Seu Luiz Mota não perderia por nada uma final de campeonato alagoano envolvendo o nosso querido CRB, principalmente se o adversário fosse o maior rival – o CSA, está claro. Mas aquela decisão de 1968 não passou pelo crivo do meu pai. Ele disse que a partida estava “arrumada”, e devia ter lá as suas razões para não ir ao campo da Pajuçara. Eu fui com o meu padrinho, Antônio Rocha, o Totonho, uma figura querida por todos nós lá de casa. O Azulão do Mutange ganhou o jogo e sagrou-se campeão, título que veio com um pênalti aos quarenta e alguns minutos do segundo tempo.

Agora eu estava ali, frente a frente com o homem a quem seu Mota atribuíra a tal “arrumação”. Era o ano de 1983, e eu havia ido a São Paulo participar de um congresso sindical – em Praia Grande, litoral paulista. Aproveitei e fui conhecer Santos, juntamente com um amigo que hoje mora em Brasília. Lécio Morais não gostava (e não gosta) de futebol, mas foi minha testemunha naquela conversa quase que surreal com o coronel Nilo Floriano Peixoto. Ele chegara à nossa mesa, num barzinho, depois que o garçom indagou se poderíamos receber uma pessoa que gostava muito de Alagoas (e que estava ouvindo, discretamente, a nossa conversa).

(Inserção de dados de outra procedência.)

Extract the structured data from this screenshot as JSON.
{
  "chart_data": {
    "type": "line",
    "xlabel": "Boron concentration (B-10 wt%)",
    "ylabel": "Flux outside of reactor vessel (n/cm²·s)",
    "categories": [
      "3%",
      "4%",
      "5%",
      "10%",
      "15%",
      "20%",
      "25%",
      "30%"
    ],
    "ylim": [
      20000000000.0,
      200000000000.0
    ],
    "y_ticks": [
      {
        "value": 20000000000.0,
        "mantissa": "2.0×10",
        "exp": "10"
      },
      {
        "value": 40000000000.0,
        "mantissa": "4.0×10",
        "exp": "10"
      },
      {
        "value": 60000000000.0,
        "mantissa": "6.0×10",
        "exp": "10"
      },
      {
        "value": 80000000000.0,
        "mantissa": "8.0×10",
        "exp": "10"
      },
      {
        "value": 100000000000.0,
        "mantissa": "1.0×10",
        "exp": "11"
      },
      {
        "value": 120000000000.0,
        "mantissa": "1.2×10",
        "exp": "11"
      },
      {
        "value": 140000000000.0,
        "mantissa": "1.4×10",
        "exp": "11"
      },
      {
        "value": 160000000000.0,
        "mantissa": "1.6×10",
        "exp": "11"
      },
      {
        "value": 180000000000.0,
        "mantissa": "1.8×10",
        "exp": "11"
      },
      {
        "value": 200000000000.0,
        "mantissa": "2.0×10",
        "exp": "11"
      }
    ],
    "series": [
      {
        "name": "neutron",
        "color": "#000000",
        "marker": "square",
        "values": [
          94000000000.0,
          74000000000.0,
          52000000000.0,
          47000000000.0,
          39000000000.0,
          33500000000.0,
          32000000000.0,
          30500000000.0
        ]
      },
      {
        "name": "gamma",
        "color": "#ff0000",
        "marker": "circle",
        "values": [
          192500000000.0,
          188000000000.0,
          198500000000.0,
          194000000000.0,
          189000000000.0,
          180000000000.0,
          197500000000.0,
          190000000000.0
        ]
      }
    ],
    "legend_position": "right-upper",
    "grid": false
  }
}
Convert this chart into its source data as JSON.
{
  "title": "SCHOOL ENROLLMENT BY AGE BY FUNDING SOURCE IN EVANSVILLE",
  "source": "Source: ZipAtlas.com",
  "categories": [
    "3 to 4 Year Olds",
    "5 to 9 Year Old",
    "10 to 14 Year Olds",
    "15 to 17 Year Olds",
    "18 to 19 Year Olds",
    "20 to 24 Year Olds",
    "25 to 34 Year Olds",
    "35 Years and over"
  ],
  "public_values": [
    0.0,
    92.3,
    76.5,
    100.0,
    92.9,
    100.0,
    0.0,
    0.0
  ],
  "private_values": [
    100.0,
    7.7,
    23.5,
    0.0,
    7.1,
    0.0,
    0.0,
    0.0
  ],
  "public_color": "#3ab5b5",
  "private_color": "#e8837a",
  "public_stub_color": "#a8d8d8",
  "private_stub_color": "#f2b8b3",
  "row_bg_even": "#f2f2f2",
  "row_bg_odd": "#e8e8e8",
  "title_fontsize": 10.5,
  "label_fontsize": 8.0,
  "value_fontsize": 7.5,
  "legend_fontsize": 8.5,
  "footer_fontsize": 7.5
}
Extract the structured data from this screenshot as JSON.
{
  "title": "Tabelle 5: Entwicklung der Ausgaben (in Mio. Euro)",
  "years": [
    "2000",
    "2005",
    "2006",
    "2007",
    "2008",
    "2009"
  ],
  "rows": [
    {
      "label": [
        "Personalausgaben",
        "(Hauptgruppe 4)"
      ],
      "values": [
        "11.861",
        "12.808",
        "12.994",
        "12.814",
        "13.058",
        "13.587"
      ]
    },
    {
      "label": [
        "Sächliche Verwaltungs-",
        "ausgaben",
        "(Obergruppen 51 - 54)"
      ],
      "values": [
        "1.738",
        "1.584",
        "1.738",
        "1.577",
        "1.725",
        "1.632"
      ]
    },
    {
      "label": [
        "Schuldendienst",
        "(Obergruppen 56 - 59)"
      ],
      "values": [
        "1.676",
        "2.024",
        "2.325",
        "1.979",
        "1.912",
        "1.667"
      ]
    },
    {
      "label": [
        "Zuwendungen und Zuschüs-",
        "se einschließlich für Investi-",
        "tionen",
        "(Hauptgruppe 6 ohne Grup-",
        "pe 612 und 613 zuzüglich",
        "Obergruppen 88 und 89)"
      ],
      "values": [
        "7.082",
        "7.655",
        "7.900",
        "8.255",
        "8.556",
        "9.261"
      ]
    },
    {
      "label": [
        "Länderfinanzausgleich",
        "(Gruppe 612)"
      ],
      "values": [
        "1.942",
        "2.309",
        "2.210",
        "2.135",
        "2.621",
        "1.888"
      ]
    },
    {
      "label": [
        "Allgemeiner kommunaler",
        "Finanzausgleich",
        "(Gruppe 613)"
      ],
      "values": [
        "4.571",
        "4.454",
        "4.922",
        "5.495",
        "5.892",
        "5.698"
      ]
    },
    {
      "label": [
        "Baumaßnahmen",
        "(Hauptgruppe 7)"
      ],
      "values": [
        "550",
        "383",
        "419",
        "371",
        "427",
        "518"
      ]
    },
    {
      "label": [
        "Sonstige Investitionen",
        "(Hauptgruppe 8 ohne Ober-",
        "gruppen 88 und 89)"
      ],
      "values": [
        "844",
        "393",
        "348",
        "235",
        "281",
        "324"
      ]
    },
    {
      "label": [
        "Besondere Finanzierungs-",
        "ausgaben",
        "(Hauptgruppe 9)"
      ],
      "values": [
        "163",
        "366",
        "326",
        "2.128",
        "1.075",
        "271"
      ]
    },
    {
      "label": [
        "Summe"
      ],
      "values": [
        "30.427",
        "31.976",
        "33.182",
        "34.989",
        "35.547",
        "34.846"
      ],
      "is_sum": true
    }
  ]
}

Após assentirmos, o cidadão, já bastante marcado pelo tempo, aproximou-se e se apresentou: “Sou o coronel Nilo Floriano Peixoto. Vocês já ouviram falar de mim?”. Respondi de imediato que sim, e prontamente a conversa escorreu macia. Bem-humorado, o militar da reserva riu quando soube que eu era regatiano. Falou de suas glórias e conquistas no futebol alagoano e, sem titubear um só momento, respondeu ao longo questionário que eu passei a aplicar.

Comecei com o campeonato de 1968. Perguntei sobre a final e as circunstâncias em que ela ocorreu. O coronel Nilo contou que às vésperas da partida havia visitado um zagueiro do CRB cujo pai estava bem doente. Prometeu-lhe toda a ajuda necessária para o tratamento do familiar querido do jogador. Sim, fora ele quem fizera aquele pênalti que garantira o título ao nosso adversário. Confessou e riu desbragadamente.

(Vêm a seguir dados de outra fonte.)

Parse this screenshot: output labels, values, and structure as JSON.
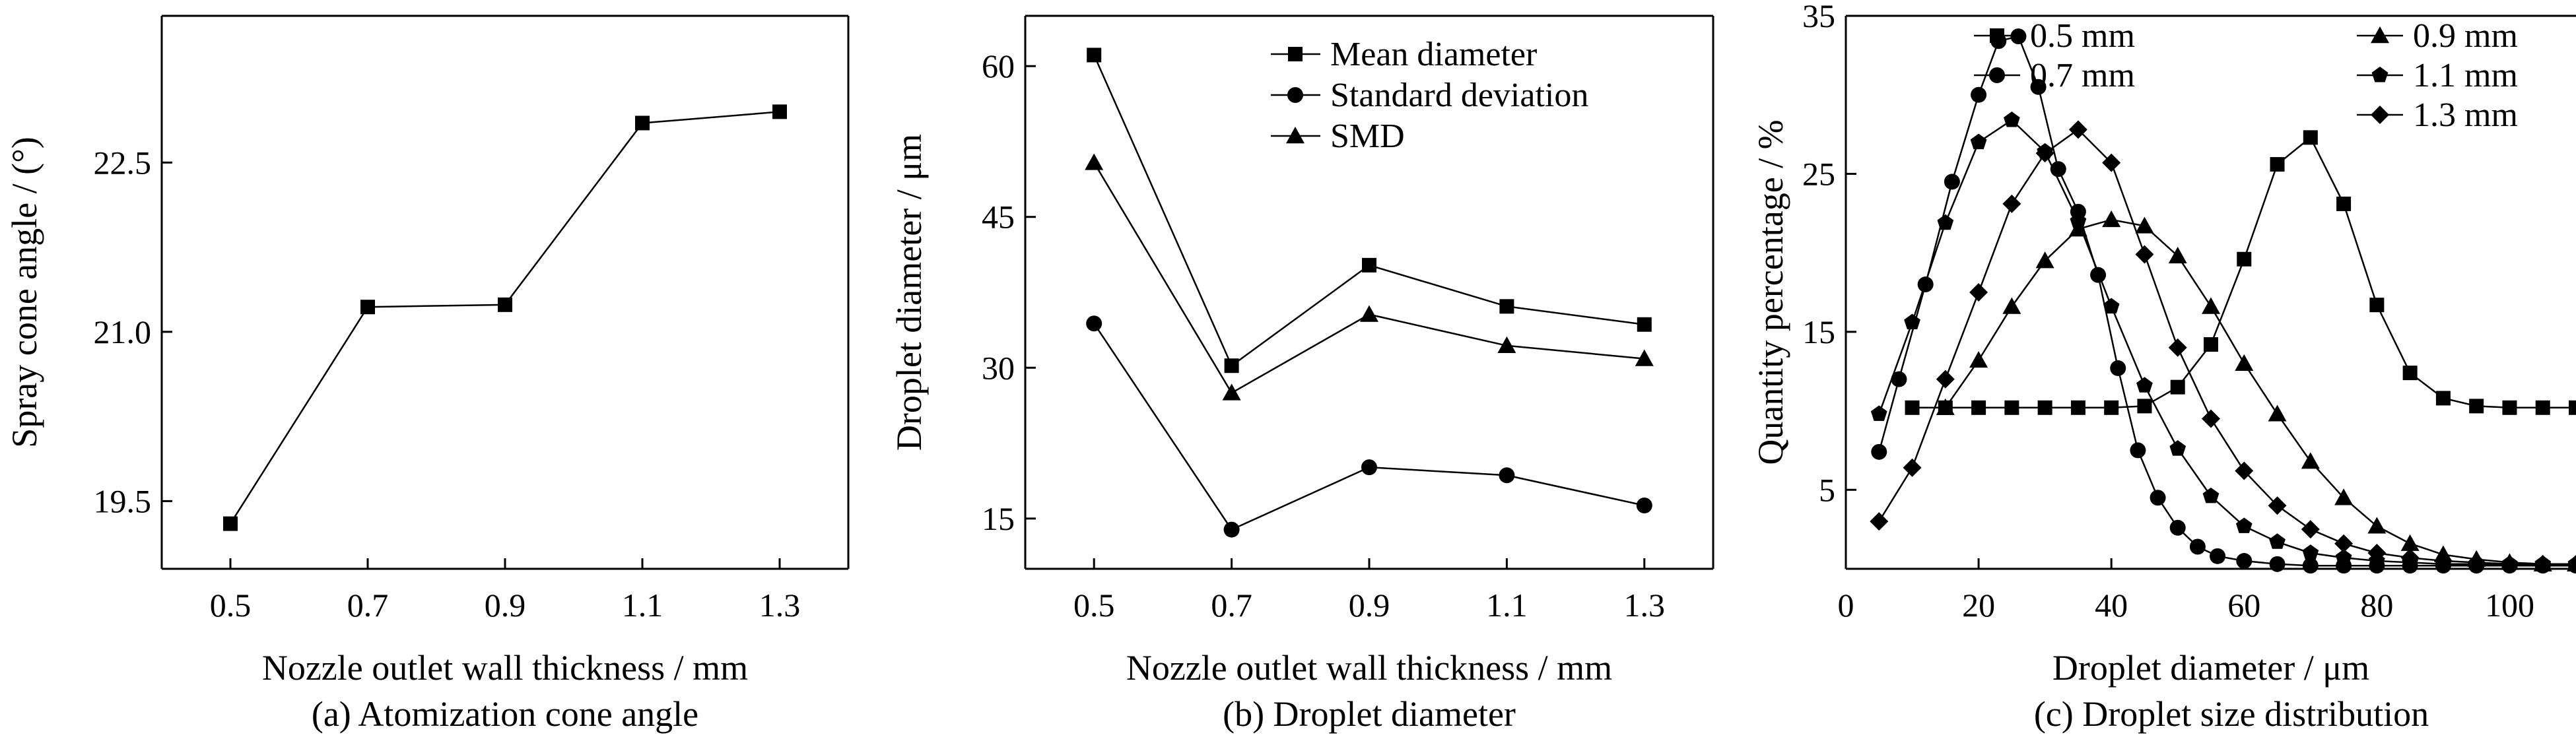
{
  "chart_data": [
    {
      "id": "a",
      "type": "line",
      "caption": "(a) Atomization cone angle",
      "xlabel": "Nozzle outlet wall thickness / mm",
      "ylabel": "Spray cone angle / (°)",
      "xlim": [
        0.4,
        1.4
      ],
      "ylim": [
        18.9,
        23.8
      ],
      "xticks": [
        0.5,
        0.7,
        0.9,
        1.1,
        1.3
      ],
      "xtick_labels": [
        "0.5",
        "0.7",
        "0.9",
        "1.1",
        "1.3"
      ],
      "yticks": [
        19.5,
        21.0,
        22.5
      ],
      "ytick_labels": [
        "19.5",
        "21.0",
        "22.5"
      ],
      "x": [
        0.5,
        0.7,
        0.9,
        1.1,
        1.3
      ],
      "series": [
        {
          "marker": "square",
          "values": [
            19.3,
            21.22,
            21.24,
            22.85,
            22.95
          ]
        }
      ],
      "legend": null
    },
    {
      "id": "b",
      "type": "line",
      "caption": "(b) Droplet diameter",
      "xlabel": "Nozzle outlet wall thickness / mm",
      "ylabel": "Droplet diameter / μm",
      "xlim": [
        0.4,
        1.4
      ],
      "ylim": [
        10,
        65
      ],
      "xticks": [
        0.5,
        0.7,
        0.9,
        1.1,
        1.3
      ],
      "xtick_labels": [
        "0.5",
        "0.7",
        "0.9",
        "1.1",
        "1.3"
      ],
      "yticks": [
        15,
        30,
        45,
        60
      ],
      "ytick_labels": [
        "15",
        "30",
        "45",
        "60"
      ],
      "x": [
        0.5,
        0.7,
        0.9,
        1.1,
        1.3
      ],
      "series": [
        {
          "name": "Mean diameter",
          "marker": "square",
          "values": [
            61.1,
            30.2,
            40.2,
            36.1,
            34.3
          ]
        },
        {
          "name": "Standard deviation",
          "marker": "circle",
          "values": [
            34.4,
            13.9,
            20.1,
            19.3,
            16.3
          ]
        },
        {
          "name": "SMD",
          "marker": "triangle",
          "values": [
            50.4,
            27.5,
            35.3,
            32.2,
            30.9
          ]
        }
      ],
      "legend": "top-right"
    },
    {
      "id": "c",
      "type": "line",
      "caption": "(c) Droplet size distribution",
      "xlabel": "Droplet diameter / μm",
      "ylabel": "Quantity percentage / %",
      "xlim": [
        0,
        110
      ],
      "ylim": [
        0,
        35
      ],
      "xticks": [
        0,
        20,
        40,
        60,
        80,
        100
      ],
      "xtick_labels": [
        "0",
        "20",
        "40",
        "60",
        "80",
        "100"
      ],
      "yticks": [
        5,
        15,
        25,
        35
      ],
      "ytick_labels": [
        "5",
        "15",
        "25",
        "35"
      ],
      "series": [
        {
          "name": "0.5 mm",
          "marker": "square",
          "x": [
            10,
            15,
            20,
            25,
            30,
            35,
            40,
            45,
            50,
            55,
            60,
            65,
            70,
            75,
            80,
            85,
            90,
            95,
            100,
            105,
            110
          ],
          "values": [
            10.2,
            10.2,
            10.2,
            10.2,
            10.2,
            10.2,
            10.2,
            10.3,
            11.5,
            14.2,
            19.6,
            25.6,
            27.3,
            23.1,
            16.7,
            12.4,
            10.8,
            10.3,
            10.2,
            10.2,
            10.2
          ]
        },
        {
          "name": "0.7 mm",
          "marker": "circle",
          "x": [
            5,
            8,
            12,
            16,
            20,
            23,
            26,
            29,
            32,
            35,
            38,
            41,
            44,
            47,
            50,
            53,
            56,
            60,
            65,
            70,
            75,
            80,
            85,
            90,
            95,
            100,
            105,
            110
          ],
          "values": [
            7.4,
            12.0,
            18.0,
            24.5,
            30.0,
            33.4,
            33.7,
            30.5,
            25.3,
            22.6,
            18.6,
            12.7,
            7.5,
            4.5,
            2.6,
            1.4,
            0.8,
            0.5,
            0.3,
            0.2,
            0.2,
            0.2,
            0.2,
            0.2,
            0.2,
            0.2,
            0.2,
            0.2
          ]
        },
        {
          "name": "0.9 mm",
          "marker": "triangle",
          "x": [
            15,
            20,
            25,
            30,
            35,
            40,
            45,
            50,
            55,
            60,
            65,
            70,
            75,
            80,
            85,
            90,
            95,
            100,
            105,
            110
          ],
          "values": [
            10.2,
            13.2,
            16.6,
            19.5,
            21.5,
            22.1,
            21.7,
            19.8,
            16.6,
            13.0,
            9.8,
            6.8,
            4.5,
            2.7,
            1.6,
            0.9,
            0.6,
            0.4,
            0.3,
            0.3
          ]
        },
        {
          "name": "1.1 mm",
          "marker": "pentagon",
          "x": [
            5,
            10,
            15,
            20,
            25,
            30,
            35,
            40,
            45,
            50,
            55,
            60,
            65,
            70,
            75,
            80,
            85,
            90,
            95,
            100,
            105,
            110
          ],
          "values": [
            9.8,
            15.6,
            21.9,
            27.0,
            28.4,
            26.4,
            22.0,
            16.6,
            11.6,
            7.6,
            4.6,
            2.7,
            1.7,
            1.0,
            0.7,
            0.5,
            0.4,
            0.3,
            0.3,
            0.3,
            0.3,
            0.3
          ]
        },
        {
          "name": "1.3 mm",
          "marker": "diamond",
          "x": [
            5,
            10,
            15,
            20,
            25,
            30,
            35,
            40,
            45,
            50,
            55,
            60,
            65,
            70,
            75,
            80,
            85,
            90,
            95,
            100,
            105,
            110
          ],
          "values": [
            3.0,
            6.4,
            12.0,
            17.5,
            23.1,
            26.3,
            27.8,
            25.7,
            19.9,
            14.0,
            9.5,
            6.2,
            4.0,
            2.5,
            1.6,
            1.0,
            0.7,
            0.5,
            0.4,
            0.3,
            0.3,
            0.3
          ]
        }
      ],
      "legend": "top-right"
    }
  ]
}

Já havia feito outras armações no futebol alagoano, antecipou-se. Em 1965 – quando eu ainda não acompanhava com ardor o futebol da terrinha -, havia sido o goleiro do CRB que resolvera ajudar o arqui-inimigo, depois de “uma boa conversa”. Histórias que ele contava com a indisfarçada satisfação de quem havia cumprido o seu dever de comandante da esquadra azul.

Por iniciativa própria, narrou a rasteira que dera na direção do Regatas quando esta resolveu repatriar o atacante Duda, que já fora atleta do CSA. Ele vinha de Recife para Maceió fechar contrato com o Galo, mas o ônibus em que viajava foi parado no meio da estrada pelo coronel Nilo. O “dono” do CSA pediu que o atacante descesse do veículo e o acompanhasse de carro até a capital alagoana, onde um parente dele, bastante adoentado, aguardava ansiosamente. Nada disso! O dirigente do Azulão convenceu-o a retornar ao Mutange. Falava e ria, o coronel, como quem estivesse contando uma peraltice de menino.

“Meu professor no futebol foi Osvaldo Gomes de Barros” (o Vavá), presidente do CRB por tantas vezes. “E o Biano?”, eu quis saber. “Não, esse não aprontava com ninguém”, respondeu. Recebi com certa alegria a última confissão do coronel Nilo. Severiano Gomes Filho, o Biano (da tradicional Casa Fox) havia sido meu vizinho durante a minha infância e adolescência, e era essa imagem que eu guardei dele para sempre: a de um homem austero, cordial e íntegro – além de apaixonado pelo seu time, o nosso time.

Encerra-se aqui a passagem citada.